Marie Nougier révèle comment les lois punitives sur les drogues dévastent la vie des femmes, alimentent l’incarcération de masse et les inégalités — et appelle à des politiques des drogues féministes, humaines et fondées sur des preuves, axées sur le soin plutôt que sur la punition. Pour en savoir plus, en anglais, veuillez lire les informations ci-dessous.

For decades, governments have waged a global “war on drugs,” promising to eradicate evil and deter crime. Yet behind bars, the real casualties are often women—poor, marginalised, and criminalised for survival.

In this episode of Women Beyond Walls, researcher and advocate Marie Nougier, Head of Research and Communications at the International Drug Policy Consortium (IDPC), joins host Sabrina Mahtani to unpack how punitive drug laws fuel mass incarceration, deepen inequality, and fail to deliver safety. Speaking with clarity and compassion, Marie shares what a human rights–based, feminist drug policy could look like — and why it’s time for change.

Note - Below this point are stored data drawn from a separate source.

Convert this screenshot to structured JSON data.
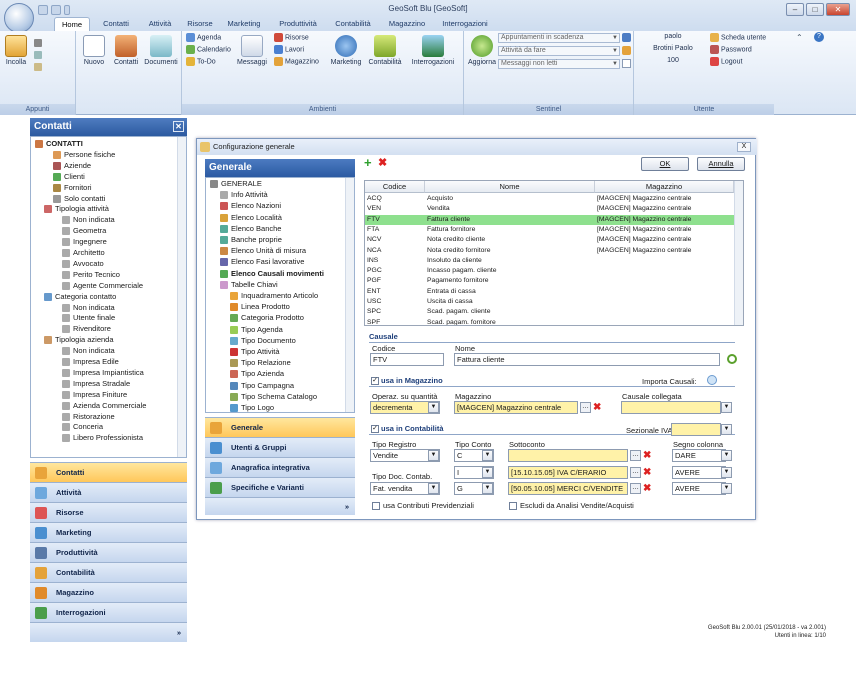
{
  "app": {
    "title": "GeoSoft Blu [GeoSoft]"
  },
  "tabs": [
    "Home",
    "Contatti",
    "Attività",
    "Risorse",
    "Marketing",
    "Produttività",
    "Contabilità",
    "Magazzino",
    "Interrogazioni"
  ],
  "ribbon": {
    "appunti": {
      "label": "Appunti",
      "incolla": "Incolla"
    },
    "nuovo": "Nuovo",
    "contatti": "Contatti",
    "documenti": "Documenti",
    "agenda": "Agenda",
    "calendario": "Calendario",
    "todo": "To-Do",
    "messaggi": "Messaggi",
    "risorse": "Risorse",
    "lavori": "Lavori",
    "magazzino": "Magazzino",
    "marketing": "Marketing",
    "contabilita": "Contabilità",
    "interrogazioni": "Interrogazioni",
    "ambienti_label": "Ambienti",
    "aggiorna": "Aggiorna",
    "sentinel": {
      "label": "Sentinel",
      "combo1": "Appuntamenti in scadenza",
      "combo2": "Attività da fare",
      "combo3": "Messaggi non letti"
    },
    "utente": {
      "label": "Utente",
      "user": "paolo",
      "name": "Brotini Paolo",
      "num": "100",
      "scheda": "Scheda utente",
      "password": "Password",
      "logout": "Logout"
    }
  },
  "left": {
    "header": "Contatti",
    "tree": [
      "CONTATTI",
      "Persone fisiche",
      "Aziende",
      "Clienti",
      "Fornitori",
      "Solo contatti",
      "Tipologia attività",
      "Non indicata",
      "Geometra",
      "Ingegnere",
      "Architetto",
      "Avvocato",
      "Perito Tecnico",
      "Agente Commerciale",
      "Categoria contatto",
      "Non indicata",
      "Utente finale",
      "Rivenditore",
      "Tipologia azienda",
      "Non indicata",
      "Impresa Edile",
      "Impresa Impiantistica",
      "Impresa Stradale",
      "Impresa Finiture",
      "Azienda Commerciale",
      "Ristorazione",
      "Conceria",
      "Libero Professionista"
    ],
    "nav": [
      "Contatti",
      "Attività",
      "Risorse",
      "Marketing",
      "Produttività",
      "Contabilità",
      "Magazzino",
      "Interrogazioni"
    ],
    "more": "»"
  },
  "dialog": {
    "title": "Configurazione generale",
    "close": "X",
    "gen_header": "Generale",
    "gen_tree": [
      "GENERALE",
      "Info Attività",
      "Elenco Nazioni",
      "Elenco Località",
      "Elenco Banche",
      "Banche proprie",
      "Elenco Unità di misura",
      "Elenco Fasi lavorative",
      "Elenco Causali movimenti",
      "Tabelle Chiavi",
      "Inquadramento Articolo",
      "Linea Prodotto",
      "Categoria Prodotto",
      "Tipo Agenda",
      "Tipo Documento",
      "Tipo Attività",
      "Tipo Relazione",
      "Tipo Azienda",
      "Tipo Campagna",
      "Tipo Schema Catalogo",
      "Tipo Logo"
    ],
    "sections": [
      "Generale",
      "Utenti & Gruppi",
      "Anagrafica integrativa",
      "Specifiche e Varianti"
    ],
    "more": "»",
    "ok": "OK",
    "annulla": "Annulla",
    "add": "+",
    "del": "✖",
    "grid": {
      "headers": [
        "Codice",
        "Nome",
        "Magazzino"
      ],
      "rows": [
        [
          "ACQ",
          "Acquisto",
          "[MAGCEN] Magazzino centrale"
        ],
        [
          "VEN",
          "Vendita",
          "[MAGCEN] Magazzino centrale"
        ],
        [
          "FTV",
          "Fattura cliente",
          "[MAGCEN] Magazzino centrale"
        ],
        [
          "FTA",
          "Fattura fornitore",
          "[MAGCEN] Magazzino centrale"
        ],
        [
          "NCV",
          "Nota credito cliente",
          "[MAGCEN] Magazzino centrale"
        ],
        [
          "NCA",
          "Nota credito fornitore",
          "[MAGCEN] Magazzino centrale"
        ],
        [
          "INS",
          "Insoluto da cliente",
          ""
        ],
        [
          "PGC",
          "Incasso pagam. cliente",
          ""
        ],
        [
          "PGF",
          "Pagamento fornitore",
          ""
        ],
        [
          "ENT",
          "Entrata di cassa",
          ""
        ],
        [
          "USC",
          "Uscita di cassa",
          ""
        ],
        [
          "SPC",
          "Scad. pagam. cliente",
          ""
        ],
        [
          "SPF",
          "Scad. pagam. fornitore",
          ""
        ]
      ],
      "selected_index": 2
    },
    "causale": {
      "section": "Causale",
      "codice_lbl": "Codice",
      "nome_lbl": "Nome",
      "codice": "FTV",
      "nome": "Fattura cliente",
      "usa_mag": "usa in Magazzino",
      "importa": "Importa Causali:",
      "operaz_lbl": "Operaz. su quantità",
      "operaz": "decrementa",
      "mag_lbl": "Magazzino",
      "mag": "[MAGCEN] Magazzino centrale",
      "collegata_lbl": "Causale collegata",
      "collegata": "",
      "usa_cont": "usa in Contabilità",
      "sez_iva_lbl": "Sezionale IVA:",
      "sez_iva": "",
      "tipo_reg_lbl": "Tipo Registro",
      "tipo_reg": "Vendite",
      "tipo_conto_lbl": "Tipo Conto",
      "tipo_conto1": "C",
      "tipo_conto2": "I",
      "tipo_conto3": "G",
      "sottoconto_lbl": "Sottoconto",
      "sottoconto1": "",
      "sottoconto2": "[15.10.15.05] IVA C/ERARIO",
      "sottoconto3": "[50.05.10.05] MERCI C/VENDITE",
      "segno_lbl": "Segno colonna",
      "segno1": "DARE",
      "segno2": "AVERE",
      "segno3": "AVERE",
      "tipo_doc_lbl": "Tipo Doc. Contab.",
      "tipo_doc": "Fat. vendita",
      "contributi": "usa Contributi Previdenziali",
      "escludi": "Escludi da Analisi Vendite/Acquisti"
    }
  },
  "status": {
    "version": "GeoSoft Blu 2.00.01 (25/01/2018 - va 2.001)",
    "online": "Utenti in linea: 1/10"
  }
}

Drug policies have long been built on the idea that drugs are evil and must be eradicated. But for countless women, those policies have meant imprisonment, poverty, and silence.

“I’ve been working for IDPC since about 2008–2009,” says Marie Nougier, Head of Research and Communications at the International Drug Policy Consortium, “and after a few years of working there, I realised that there was very little research being done around the impacts of drug policies on women in general. So we started doing a small piece of research on that, and we realised that a huge amount of women in prison were there for drugs.”

Marie and her colleagues uncovered “stories of extreme poverty, of marginalisation, coercion, violence,” showing that women’s involvement in the drug trade is often a matter of survival. “In Latin America, from the latest data that we have… we’re talking about 50 to 80, sometimes 90% of the prisons for women are filled with women suspected of or condemned drug offences. So even though they constitute a minority within prisons, they are the fastest growing prison population.”

She explains that harsh laws make matters worse: “Very often people suspected of drug offences are also not eligible for alternatives to incarceration, and many of the drug laws have very, very lengthy prison sentences… rather than the role of the person in the drugs trade.” Many of these women “are coerced by male partners or other relatives,” while others act “because they don’t necessarily have another way of surviving.”

For Marie, the global “war on drugs” has been a moral crusade built on failure. “Drug policies have traditionally been very focused on the premise that drugs are evil and that they have to be eradicated at all costs… We now know that this approach has been a complete failure.” Governments spend billions, she says, yet “the global drug market is as prominent as before… and there has been a terrible cost for human rights.”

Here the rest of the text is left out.